Saudi Arabia will enter women athletes in the Olympics for the first time ever this year, even though clerics in the Islamic kingdom have repeatedly denounced women's participation in sports.

In this undated photo provided by Reema Abdullah, members of the Jeddah Kings United all-female team practice soccer in Jeddah, Saudi Arabia. The team is unofficial and unapproved. (Anonymous/ASSOCIATED PRESS)

Sports are just one of the activities that have historically been off-limits to Saudi women, who also cannot drive, marry, leave the country, go to school or open bank accounts without permission from a male guardian. Most of the country’s sports clubs and private gyms are closed to women.

To justify the ban, conservative clerics have, “put forward the ‘slippery slope’ argument that once women start to exercise, they will shed modest clothing, spend ‘unnecessary’ time out of the house, and have increased possibilities for mingling with men,” a recent Human Rights Watch report found.

The tide began to turn in April, when “the head of the kingdom’s General Presidency of Youth Welfare, the body that regulates sports in Saudi Arabia, said it would not prevent women from competing but that they would not have official government endorsement,” Reuters reported.

That same month, a Saudi girls’ school defied the ban “by erecting basketball hoops and letting pupils play at break-time.” In the comparatively liberal city of Jeddah, there are several female basketball and soccer teams, but they remain unofficial and are not allowed to compete internationally.
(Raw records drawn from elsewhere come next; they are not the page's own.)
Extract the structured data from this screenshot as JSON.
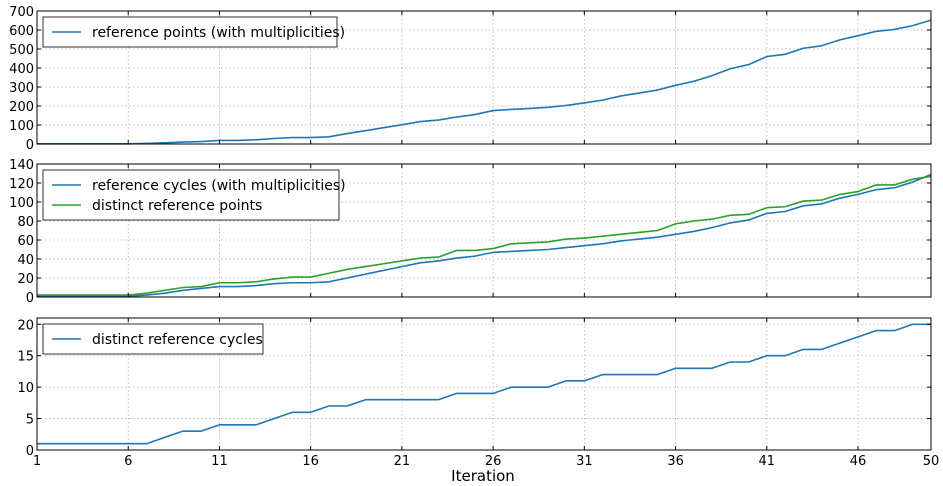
{
  "colors": {
    "blue": "#1f77b4",
    "green": "#2ca02c"
  },
  "xlabel": "Iteration",
  "x_ticks": [
    1,
    6,
    11,
    16,
    21,
    26,
    31,
    36,
    41,
    46,
    50
  ],
  "chart_data": [
    {
      "type": "line",
      "xlim": [
        1,
        50
      ],
      "ylim": [
        0,
        700
      ],
      "yticks": [
        0,
        100,
        200,
        300,
        400,
        500,
        600,
        700
      ],
      "grid": true,
      "legend_placement": "top-left",
      "x": [
        1,
        2,
        3,
        4,
        5,
        6,
        7,
        8,
        9,
        10,
        11,
        12,
        13,
        14,
        15,
        16,
        17,
        18,
        19,
        20,
        21,
        22,
        23,
        24,
        25,
        26,
        27,
        28,
        29,
        30,
        31,
        32,
        33,
        34,
        35,
        36,
        37,
        38,
        39,
        40,
        41,
        42,
        43,
        44,
        45,
        46,
        47,
        48,
        49,
        50
      ],
      "series": [
        {
          "name": "reference points (with multiplicities)",
          "color": "blue",
          "values": [
            1,
            1,
            1,
            1,
            1,
            1,
            3,
            6,
            10,
            13,
            19,
            19,
            22,
            29,
            34,
            34,
            38,
            55,
            70,
            86,
            101,
            118,
            126,
            142,
            155,
            176,
            182,
            187,
            193,
            203,
            216,
            231,
            253,
            268,
            284,
            309,
            330,
            360,
            396,
            418,
            460,
            472,
            504,
            517,
            548,
            570,
            593,
            603,
            623,
            652
          ]
        }
      ]
    },
    {
      "type": "line",
      "xlim": [
        1,
        50
      ],
      "ylim": [
        0,
        140
      ],
      "yticks": [
        0,
        20,
        40,
        60,
        80,
        100,
        120,
        140
      ],
      "grid": true,
      "legend_placement": "top-left",
      "x": [
        1,
        2,
        3,
        4,
        5,
        6,
        7,
        8,
        9,
        10,
        11,
        12,
        13,
        14,
        15,
        16,
        17,
        18,
        19,
        20,
        21,
        22,
        23,
        24,
        25,
        26,
        27,
        28,
        29,
        30,
        31,
        32,
        33,
        34,
        35,
        36,
        37,
        38,
        39,
        40,
        41,
        42,
        43,
        44,
        45,
        46,
        47,
        48,
        49,
        50
      ],
      "series": [
        {
          "name": "reference cycles (with multiplicities)",
          "color": "blue",
          "values": [
            1,
            1,
            1,
            1,
            1,
            1,
            2,
            4,
            7,
            9,
            11,
            11,
            12,
            14,
            15,
            15,
            16,
            20,
            24,
            28,
            32,
            36,
            38,
            41,
            43,
            47,
            48,
            49,
            50,
            52,
            54,
            56,
            59,
            61,
            63,
            66,
            69,
            73,
            78,
            81,
            88,
            90,
            96,
            98,
            104,
            108,
            113,
            115,
            121,
            129
          ]
        },
        {
          "name": "distinct reference points",
          "color": "green",
          "values": [
            2,
            2,
            2,
            2,
            2,
            2,
            4,
            7,
            10,
            11,
            15,
            15,
            16,
            19,
            21,
            21,
            25,
            29,
            32,
            35,
            38,
            41,
            42,
            49,
            49,
            51,
            56,
            57,
            58,
            61,
            62,
            64,
            66,
            68,
            70,
            77,
            80,
            82,
            86,
            87,
            94,
            95,
            101,
            102,
            108,
            111,
            118,
            118,
            124,
            127
          ]
        }
      ]
    },
    {
      "type": "line",
      "xlim": [
        1,
        50
      ],
      "ylim": [
        0,
        21
      ],
      "yticks": [
        0,
        5,
        10,
        15,
        20
      ],
      "grid": true,
      "legend_placement": "top-left",
      "x": [
        1,
        2,
        3,
        4,
        5,
        6,
        7,
        8,
        9,
        10,
        11,
        12,
        13,
        14,
        15,
        16,
        17,
        18,
        19,
        20,
        21,
        22,
        23,
        24,
        25,
        26,
        27,
        28,
        29,
        30,
        31,
        32,
        33,
        34,
        35,
        36,
        37,
        38,
        39,
        40,
        41,
        42,
        43,
        44,
        45,
        46,
        47,
        48,
        49,
        50
      ],
      "series": [
        {
          "name": "distinct reference cycles",
          "color": "blue",
          "values": [
            1,
            1,
            1,
            1,
            1,
            1,
            1,
            2,
            3,
            3,
            4,
            4,
            4,
            5,
            6,
            6,
            7,
            7,
            8,
            8,
            8,
            8,
            8,
            9,
            9,
            9,
            10,
            10,
            10,
            11,
            11,
            12,
            12,
            12,
            12,
            13,
            13,
            13,
            14,
            14,
            15,
            15,
            16,
            16,
            17,
            18,
            19,
            19,
            20,
            20
          ]
        }
      ]
    }
  ]
}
The Olympics decision followed pressure from the international community to allow Saudi women competitors, including numerous op-eds by policymakers and former Olympians calling for a reversal of the ban.

Saudi officials said the only female competitor ready for the games, which begin July 27, is showjumper Dalma Rushdi Malhas, the BCC reported. “But they added that there may be scope for others to compete and that if successful they would be dressed ‘to preserve their dignity’.”
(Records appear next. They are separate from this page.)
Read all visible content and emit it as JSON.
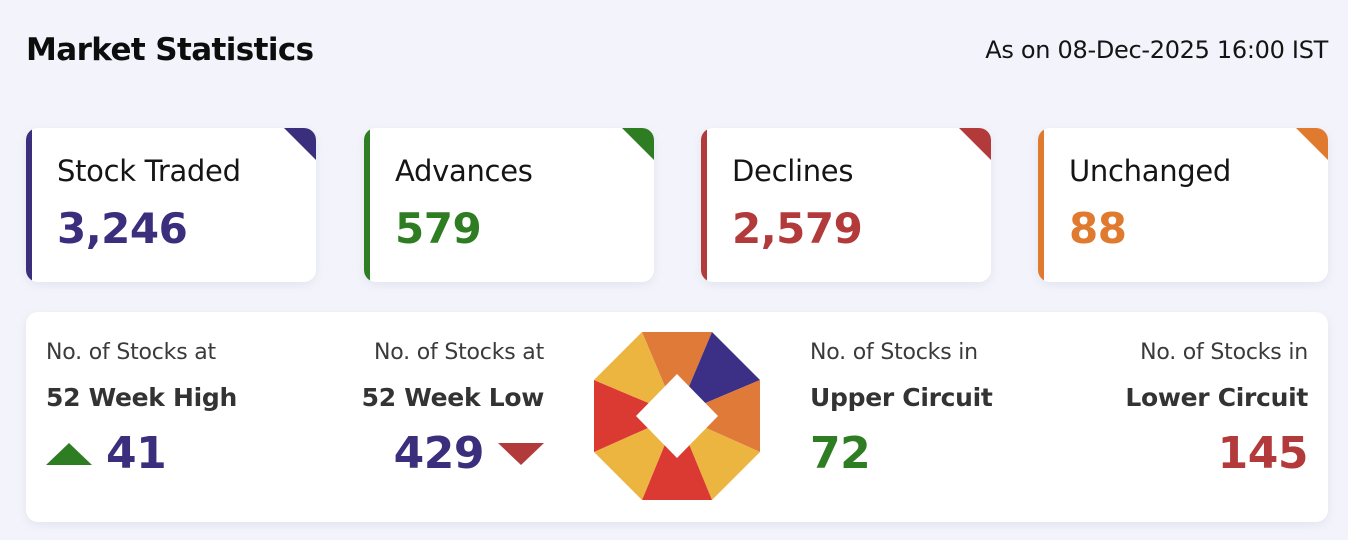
{
  "header": {
    "title": "Market Statistics",
    "timestamp": "As on 08-Dec-2025 16:00 IST"
  },
  "cards": [
    {
      "label": "Stock Traded",
      "value": "3,246",
      "color": "#3b2f7d"
    },
    {
      "label": "Advances",
      "value": "579",
      "color": "#2e7d22"
    },
    {
      "label": "Declines",
      "value": "2,579",
      "color": "#b33a3a"
    },
    {
      "label": "Unchanged",
      "value": "88",
      "color": "#e07a2f"
    }
  ],
  "panel": {
    "week52_high": {
      "sub": "No. of Stocks at",
      "main": "52 Week High",
      "value": "41",
      "icon": "triangle-up-icon"
    },
    "week52_low": {
      "sub": "No. of Stocks at",
      "main": "52 Week Low",
      "value": "429",
      "icon": "triangle-down-icon"
    },
    "upper_circuit": {
      "sub": "No. of Stocks in",
      "main": "Upper Circuit",
      "value": "72"
    },
    "lower_circuit": {
      "sub": "No. of Stocks in",
      "main": "Lower Circuit",
      "value": "145"
    },
    "logo_icon": "octagon-logo-icon"
  },
  "colors": {
    "indigo": "#3b2f7d",
    "green": "#2e7d22",
    "red": "#b33a3a",
    "orange": "#e07a2f",
    "background": "#f3f4fb"
  }
}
Qatar and Brunei have also prevented women from participating in the Olympics until this year, and both countries will send athletes to the London games. Three women will represent Qatar in London, including a rifle shooter, a swimmer and a sprinter.
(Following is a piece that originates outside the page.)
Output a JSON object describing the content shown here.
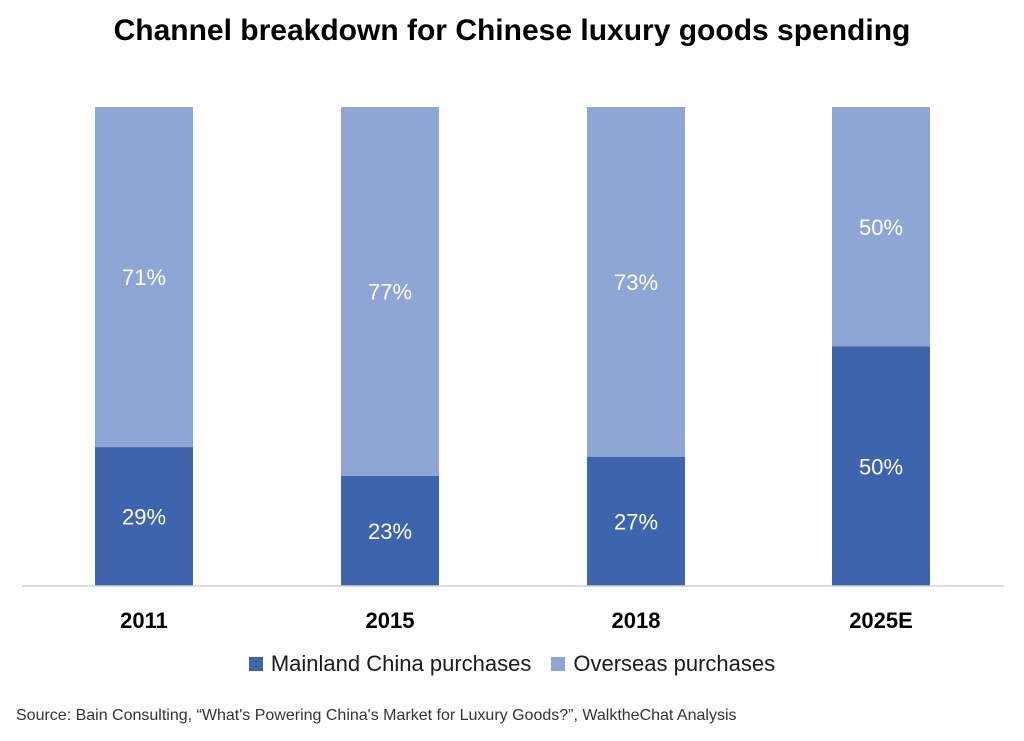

This year, Brunei’s roster included one runner, Maziah Mahusin, who competes without a headscarf.

The International Olympic Committee has a history of harshly penalizing countries that don’t allow women competitors.

Because the Taliban prevented women from competing in sports earlier this decade in Afghanistan, the International Olympic Committee banned Afghanistan from competing in the 2000 Games in Sydney.